- Directed by: Mario Andreacchio
- Written by: Robert Geoffrion
- Based on: Novel by Amanda McKay
- Produced by: Terry J. Charatsis Micheline Charest
- Starring: Natalie Vansier
- Cinematography: Tony Clark
- Edited by: Jean-Marie Drot
- Music by: Christopher Dedrick
- Production companies: CINAR Corporation Film Tonic
- Distributed by: United International Pictures
- Release date: 1 July 1999;
- Running time: 90 minutes
- Country: Australia
- Language: English
- Box office: A$1,291,802 (Australia)

= Sally Marshall Is Not an Alien =

Sally Marshall Is Not an Alien is a 1999 family drama film starring Helen Neville, Natalie Vansier, and Thea Gumbert. It was released on July 1, 1999, in Australia.

== Plot ==
Pip Lawson, a space-obsessed 12-year-old, makes a bet with a local bully, Rhonnie Bronston, to prove that the Marshalls, an oddball family moving into the neighborhood, are not aliens. With her telescope on the line, Pip befriends her new neighbor, Sally Marshall, and works to win the bet.

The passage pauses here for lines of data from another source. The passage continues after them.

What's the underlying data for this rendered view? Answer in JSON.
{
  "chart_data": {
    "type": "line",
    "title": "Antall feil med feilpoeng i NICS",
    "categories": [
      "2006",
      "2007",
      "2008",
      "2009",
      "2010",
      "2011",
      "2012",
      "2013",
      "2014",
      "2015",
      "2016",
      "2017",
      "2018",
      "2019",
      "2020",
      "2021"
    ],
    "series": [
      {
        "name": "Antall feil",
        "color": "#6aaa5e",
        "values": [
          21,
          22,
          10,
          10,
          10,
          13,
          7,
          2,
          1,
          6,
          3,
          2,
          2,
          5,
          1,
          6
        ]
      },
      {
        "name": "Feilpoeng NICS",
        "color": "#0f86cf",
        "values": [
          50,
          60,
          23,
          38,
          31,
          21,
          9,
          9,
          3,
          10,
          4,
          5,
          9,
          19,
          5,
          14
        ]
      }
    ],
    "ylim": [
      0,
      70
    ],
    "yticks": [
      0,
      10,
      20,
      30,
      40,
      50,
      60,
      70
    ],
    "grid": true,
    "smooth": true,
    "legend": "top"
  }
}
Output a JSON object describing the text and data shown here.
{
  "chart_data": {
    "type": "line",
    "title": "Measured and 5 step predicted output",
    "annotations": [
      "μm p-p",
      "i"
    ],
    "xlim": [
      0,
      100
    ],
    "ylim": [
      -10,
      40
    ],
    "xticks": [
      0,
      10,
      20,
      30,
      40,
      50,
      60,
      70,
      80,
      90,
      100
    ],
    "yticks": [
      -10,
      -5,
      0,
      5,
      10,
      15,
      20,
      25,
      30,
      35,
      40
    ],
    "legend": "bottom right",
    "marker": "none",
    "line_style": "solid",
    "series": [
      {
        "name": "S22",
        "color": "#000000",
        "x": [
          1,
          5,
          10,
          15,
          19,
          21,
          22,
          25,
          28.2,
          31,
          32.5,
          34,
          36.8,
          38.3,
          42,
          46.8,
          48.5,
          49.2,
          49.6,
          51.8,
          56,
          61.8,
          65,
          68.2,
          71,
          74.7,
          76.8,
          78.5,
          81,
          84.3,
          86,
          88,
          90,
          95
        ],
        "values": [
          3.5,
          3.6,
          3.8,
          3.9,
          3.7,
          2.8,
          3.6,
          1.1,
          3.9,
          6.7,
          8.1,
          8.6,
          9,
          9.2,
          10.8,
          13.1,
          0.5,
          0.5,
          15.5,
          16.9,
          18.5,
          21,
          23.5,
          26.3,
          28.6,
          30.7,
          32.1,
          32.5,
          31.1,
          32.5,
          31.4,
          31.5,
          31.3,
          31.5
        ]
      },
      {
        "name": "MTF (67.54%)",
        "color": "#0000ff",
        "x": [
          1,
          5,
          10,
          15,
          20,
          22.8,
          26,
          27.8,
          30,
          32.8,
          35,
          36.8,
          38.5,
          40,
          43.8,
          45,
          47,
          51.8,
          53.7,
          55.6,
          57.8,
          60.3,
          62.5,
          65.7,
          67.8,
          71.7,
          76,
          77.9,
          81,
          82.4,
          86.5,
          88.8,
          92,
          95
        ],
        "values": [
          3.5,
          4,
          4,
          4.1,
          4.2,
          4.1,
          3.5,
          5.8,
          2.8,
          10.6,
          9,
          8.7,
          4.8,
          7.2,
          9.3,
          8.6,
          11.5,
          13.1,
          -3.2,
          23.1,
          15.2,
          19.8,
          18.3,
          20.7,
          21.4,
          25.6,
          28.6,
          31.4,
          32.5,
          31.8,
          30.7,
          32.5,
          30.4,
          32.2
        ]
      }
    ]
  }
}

As Sally becomes the new target for Rhonnie and her gang of friends, Pip quits the bet, still maintaining her original position. After reaffirming their friendship, Sally reveals that she and the rest of her family are, in fact, aliens. They leave Earth in a UFO as Pip watches on. The telescope is returned, and Pip becomes friends with the former bully and the other neighborhood children.

== Cast ==
- Helen Neville as Pip Lawson
- Natalie Vansier as Sally Marshall
- Thea Gumbert as Rhonnie Bronston
- Glenn McMillian as Ben Handleman
- Lachlan Hodgson as Nick Jessop
- Vince Poletto as Wayne Marshall
- Melissa Jafer as Granny Marshall
- Mac Teedie as Mr.Marshall
- Peter O'Brien as David Lawson
- Paul Gordon

== Reception ==
In David Stratton's Variety review he wrote: "A cautionary tale about the importance of welcoming strangers into your community, Sally Marshall Is Not An Alien rams home its timeless message. Aimed at a niche audience of prepubescent females, pic has opened across Australia for the school holidays, but modest results are to be expected. Down the track, however, it could become a perennial video attraction for its target audience."